Have you returned your leased aircraft?

No, we did not return our leased aircraft. But we postponed new deliveries schedule.

If the passenger aircraft are parked at the Addis Ababa Bole International Airport why don’t you return them to the lessors?

We have a long-term lease contract. If we decide to return the aircraft the lessors would fine us for breach of contract. They would charge us the whole lease period so it is better to keep the aircraft.

Didn’t you negotiate to lower the lease rate?

That also didn’t work. Because many airlines have filed similar requests. Many airlines that went bust have returned their leased aircraft. Those who went bankrupt and who are under business protection as part of the bankruptcy administration procedure have returned their aircraft.
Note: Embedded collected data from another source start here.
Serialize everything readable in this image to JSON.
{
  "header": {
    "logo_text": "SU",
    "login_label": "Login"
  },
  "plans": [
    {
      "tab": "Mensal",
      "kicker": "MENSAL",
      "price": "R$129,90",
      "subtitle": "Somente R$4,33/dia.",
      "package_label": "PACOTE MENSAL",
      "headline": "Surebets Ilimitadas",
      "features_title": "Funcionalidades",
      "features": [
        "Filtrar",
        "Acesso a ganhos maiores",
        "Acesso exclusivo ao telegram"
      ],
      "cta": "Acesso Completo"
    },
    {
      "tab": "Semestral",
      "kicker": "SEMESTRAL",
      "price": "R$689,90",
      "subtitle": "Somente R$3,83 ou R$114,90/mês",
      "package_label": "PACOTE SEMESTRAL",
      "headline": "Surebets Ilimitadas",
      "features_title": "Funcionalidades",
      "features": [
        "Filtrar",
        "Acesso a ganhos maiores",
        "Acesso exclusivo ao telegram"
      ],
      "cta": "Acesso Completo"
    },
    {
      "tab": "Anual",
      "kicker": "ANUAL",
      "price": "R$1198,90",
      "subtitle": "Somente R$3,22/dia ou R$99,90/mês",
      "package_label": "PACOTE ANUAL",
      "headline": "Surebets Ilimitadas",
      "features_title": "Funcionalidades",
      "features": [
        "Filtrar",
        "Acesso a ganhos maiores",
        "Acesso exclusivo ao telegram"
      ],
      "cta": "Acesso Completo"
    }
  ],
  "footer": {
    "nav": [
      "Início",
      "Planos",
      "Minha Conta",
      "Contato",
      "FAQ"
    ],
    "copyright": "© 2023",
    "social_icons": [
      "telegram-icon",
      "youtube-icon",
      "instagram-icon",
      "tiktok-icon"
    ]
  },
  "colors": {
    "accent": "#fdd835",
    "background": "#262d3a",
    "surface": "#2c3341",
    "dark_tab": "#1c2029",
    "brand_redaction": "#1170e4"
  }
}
Since we have not declared bankruptcy we could not do that.

Have you requested for loan repayment reschedule?

We have tried to secure loans from the World Bank, IFC, AfDB and the Asian Infrastructure Development Bank but we have not been successful so far. Because the process is too long and the interest rates are higher.

What about the loans that you took for aircraft purchase from commercial banks?

We are servicing those loans.

Have you asked the commercial banks to reschedule the repayment period?

We have not done that. We do not want to defer on loans. You see Ethiopian Airlines has a commendable credit history. Throughout its 74 year history Ethiopian Airlines pays its loans according to schedule. So now asking for loan repayment reschedule will affect our credit history and we do not want that to happen.